Há um grande número de outros mitos e algumas suspeitas. A diferença entre estas duas categorias é que os mitos não têm qualquer base científica e as suspeitas derivam de trabalhos publicados, relatórios técnicos e outras formas de ordenar resultados de acordo com a praxe científica. Muitas questões pertinentes estão detalhadamente descritas na Wikipedia (https://en.wikipedia.org/wiki/Genetically_modified_food_controversies) e recomendamos uma leitura atenta.

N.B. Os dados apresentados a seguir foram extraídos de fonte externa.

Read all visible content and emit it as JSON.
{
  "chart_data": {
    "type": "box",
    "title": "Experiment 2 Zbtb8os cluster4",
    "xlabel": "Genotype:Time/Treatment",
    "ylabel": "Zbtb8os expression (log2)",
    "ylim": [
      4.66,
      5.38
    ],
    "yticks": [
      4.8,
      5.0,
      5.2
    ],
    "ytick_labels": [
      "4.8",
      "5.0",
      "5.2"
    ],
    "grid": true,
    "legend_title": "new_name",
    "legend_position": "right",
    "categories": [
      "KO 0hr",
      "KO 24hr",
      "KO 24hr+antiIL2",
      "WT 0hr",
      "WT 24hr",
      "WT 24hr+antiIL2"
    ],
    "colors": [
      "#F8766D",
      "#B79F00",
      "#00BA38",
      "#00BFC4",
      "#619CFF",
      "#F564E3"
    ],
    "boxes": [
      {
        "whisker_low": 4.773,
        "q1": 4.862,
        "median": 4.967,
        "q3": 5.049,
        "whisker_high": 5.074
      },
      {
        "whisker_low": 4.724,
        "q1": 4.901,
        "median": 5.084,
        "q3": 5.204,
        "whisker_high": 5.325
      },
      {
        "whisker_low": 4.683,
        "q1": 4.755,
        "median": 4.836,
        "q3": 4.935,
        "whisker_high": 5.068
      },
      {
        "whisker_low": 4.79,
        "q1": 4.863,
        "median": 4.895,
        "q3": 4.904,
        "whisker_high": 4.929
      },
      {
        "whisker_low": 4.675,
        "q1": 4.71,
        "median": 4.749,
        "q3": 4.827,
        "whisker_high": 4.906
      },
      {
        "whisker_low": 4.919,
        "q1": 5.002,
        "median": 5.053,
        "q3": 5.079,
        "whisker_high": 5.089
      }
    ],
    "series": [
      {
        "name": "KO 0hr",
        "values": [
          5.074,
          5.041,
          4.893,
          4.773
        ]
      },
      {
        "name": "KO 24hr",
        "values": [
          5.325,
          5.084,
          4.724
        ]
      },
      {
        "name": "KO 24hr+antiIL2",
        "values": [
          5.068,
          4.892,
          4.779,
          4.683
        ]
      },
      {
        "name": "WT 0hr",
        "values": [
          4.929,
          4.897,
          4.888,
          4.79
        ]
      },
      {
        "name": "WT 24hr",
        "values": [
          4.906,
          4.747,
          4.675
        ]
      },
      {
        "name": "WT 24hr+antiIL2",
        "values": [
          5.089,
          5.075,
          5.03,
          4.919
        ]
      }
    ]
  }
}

5. Endividamento do agricultor
Os empréstimos bancários, seguros de compra e coisas assim fazem parte da agricultura moderna, como também da indústria inovadora. Mas começou a muito tempo atrás!  Isso é tão antigo como a agricultura brasileira e pode ser facilmente aquilatado lendo o bom “Fogo Morto”, do José Lins do Rego, no tempo que a agroindústria do açúcar estava em plena expansão no Nordeste. É quase impossível entrar no setor da agricultura moderna sem empréstimos, sobretudo se a escala for grande, mas isso nada tem a ver com a transgenia: aplica-se igualmente ao milho, à soja, ao cacau, ao café e por aí vai. E lembro: os royalties raramente ultrapassam 5% do custo da produção: combustível, água, adubos, pesticidas vários e mão de obra importam em custos muito, mas muito maiores mesmo. No fundo, o uso de sementes de alta qualidade é como a compra de sêmen de bons touros para melhorar a genética do rebanho. Não é necessário manter o touro e o benefício da boa genética chega do mesmo jeito.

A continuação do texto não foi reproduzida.